Em março foi pedido menos dinheiro e menos crédito. Crédito pessoal para Educação, Saúde, Energias Renováveis e Locação Financeira de Equipamentos continua disparado

Alda Martins
Economia
Economia. Reuters
Alda Martins

Os portugueses parecem estar a por um travão à contratação de crédito ao consumo, quer em número quer em montante, o que já não acontece na vertente de crédito pessoal para as finalidades de Educação, Saúde, Energias Renováveis e Locação Financeira de Equipamentos. Os dados são do Banco de Portugal e revelam que em março, o número de novos crédito caiu tanto nas vertentes pessoal como automóvel e de cartões a descoberto. Como se pode ver pelos quadros, o mesmo para os montantes que também desceram.

 

Variação homóloga do número e do montante de novos créditos – março 2019/março 2018 (%)

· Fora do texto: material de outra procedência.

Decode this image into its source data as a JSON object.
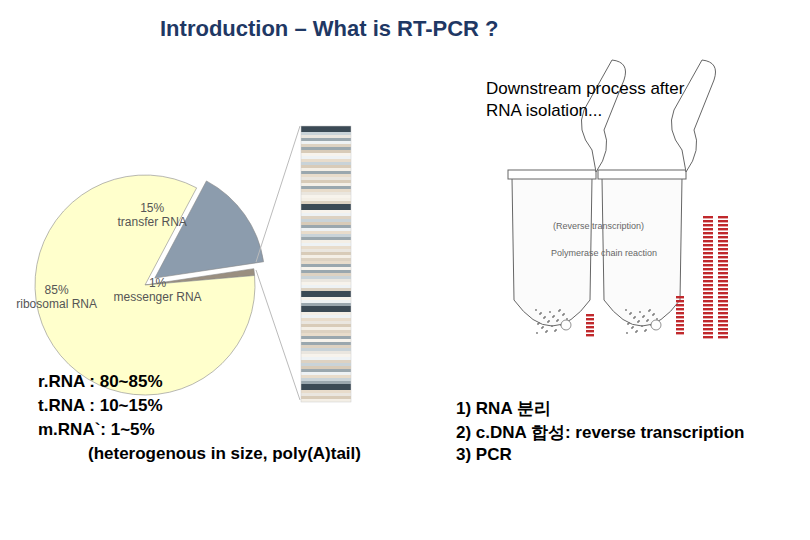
{
  "title": "Introduction – What is RT-PCR ?",
  "subtitle": [
    "Downstream process after",
    "RNA isolation..."
  ],
  "chart_data": {
    "type": "pie",
    "categories": [
      "transfer RNA",
      "messenger RNA",
      "ribosomal RNA"
    ],
    "values": [
      15,
      1,
      85
    ],
    "value_labels": [
      "15%",
      "1%",
      "85%"
    ],
    "colors": [
      "#8c9cad",
      "#9a8f80",
      "#ffffcc"
    ],
    "data_labels": true
  },
  "notes": [
    "r.RNA : 80~85%",
    "t.RNA : 10~15%",
    "m.RNA`: 1~5%",
    "(heterogenous in size, poly(A)tail)"
  ],
  "tube_labels": [
    "(Reverse transcription)",
    "Polymerase chain reaction"
  ],
  "steps": [
    "1) RNA 분리",
    "2) c.DNA 합성: reverse transcription",
    "3) PCR"
  ]
}
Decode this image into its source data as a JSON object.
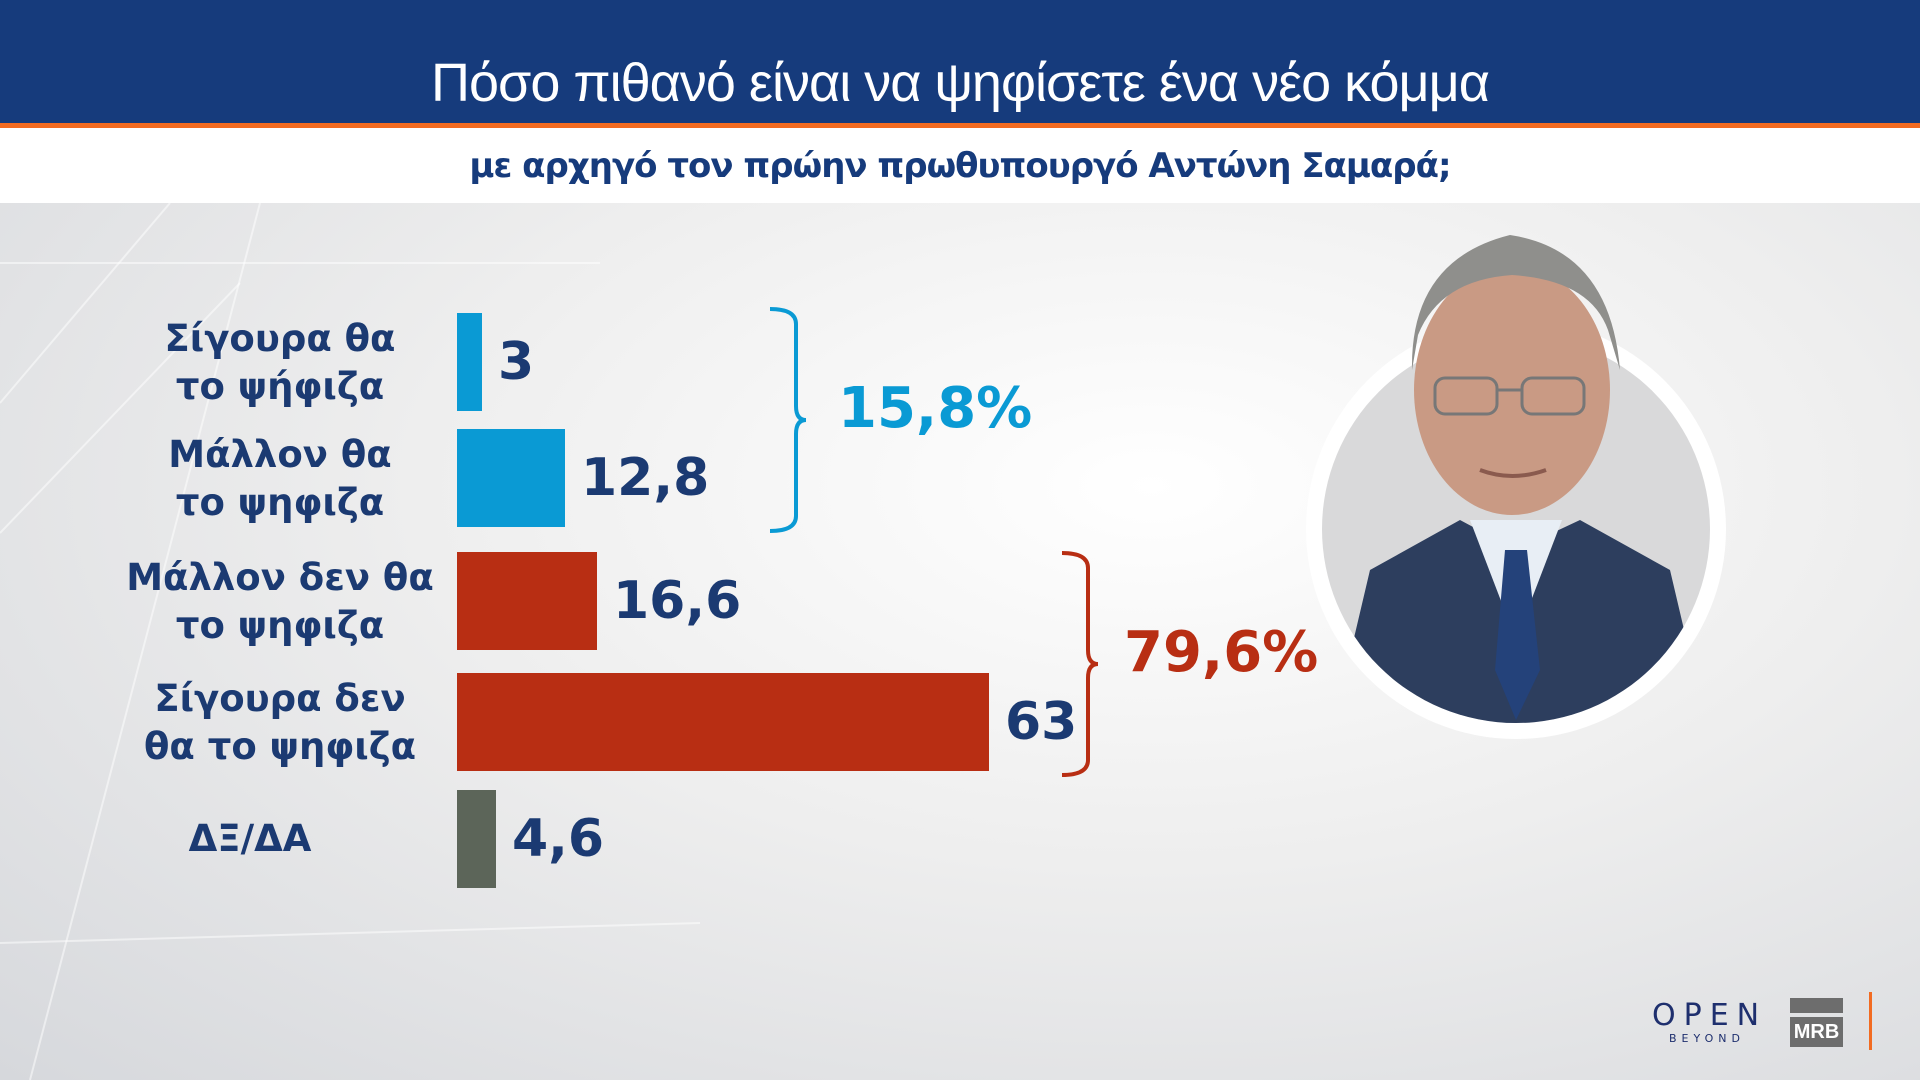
{
  "header": {
    "title": "Πόσο πιθανό είναι να ψηφίσετε ένα νέο κόμμα",
    "subtitle": "με αρχηγό τον πρώην πρωθυπουργό Αντώνη Σαμαρά;"
  },
  "chart_data": {
    "type": "bar",
    "orientation": "horizontal",
    "title": "Πόσο πιθανό είναι να ψηφίσετε ένα νέο κόμμα με αρχηγό τον πρώην πρωθυπουργό Αντώνη Σαμαρά;",
    "categories": [
      {
        "line1": "Σίγουρα θα",
        "line2": "το ψήφιζα"
      },
      {
        "line1": "Μάλλον θα",
        "line2": "το ψηφιζα"
      },
      {
        "line1": "Μάλλον δεν θα",
        "line2": "το ψηφιζα"
      },
      {
        "line1": "Σίγουρα δεν",
        "line2": "θα το ψηφιζα"
      },
      {
        "line1": "ΔΞ/ΔΑ",
        "line2": ""
      }
    ],
    "values": [
      3,
      12.8,
      16.6,
      63,
      4.6
    ],
    "value_labels": [
      "3",
      "12,8",
      "16,6",
      "63",
      "4,6"
    ],
    "colors": [
      "#0a9ad4",
      "#0a9ad4",
      "#b82e13",
      "#b82e13",
      "#5c6559"
    ],
    "groups": [
      {
        "label": "15,8%",
        "members": [
          0,
          1
        ],
        "color": "#0a9ad4"
      },
      {
        "label": "79,6%",
        "members": [
          2,
          3
        ],
        "color": "#b82e13"
      }
    ],
    "xlim": [
      0,
      63
    ]
  },
  "logos": {
    "open": "OPEN",
    "open_sub": "BEYOND",
    "mrb": "MRB"
  }
}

Número de novos créditos aos consumidores

Montante de novos créditos aos consumidores

 

Mesmo assim que quando olhamos para os valores totais atualmente contratados, verificamos que na vertente de crédito pessoal, quando o tema é Finalidade Educação, Saúde, Energias Renováveis e Locação Financeira de Equipamentos o crescimento do total de novos créditos contratados, em montante em março é de 61,1% face a março de 2018. Uma percentagem que, na mesmo rubrica/ vertente sobe mais de 80% no que se refere ao número de contratos em março versus o homólogo. Esta é de resto, quase a única razão por que o crédito ao consumo não desce mais.

No mercado do crédito aos consumidores ocorre, por vezes, a concessão de crédito com subvenção por sociedade não financeira.

Os contratos de crédito subvencionados são celebrados entre a instituição de crédito e o consumidor, mas parte do custo do crédito é suportada por uma entidade terceira (por exemplo, o ponto de venda onde o consumidor adquire o bem financiado). As taxas anuais de encargos efetivas globais (TAEG), que representam o custo do crédito para o consumidor, não refletem nestes casos todo o custo do crédito.

Também aqui se verifica, na vertente de crédito pessoal, um subida de 60% em março, face ao homólogo e de todas as rubricas em alta.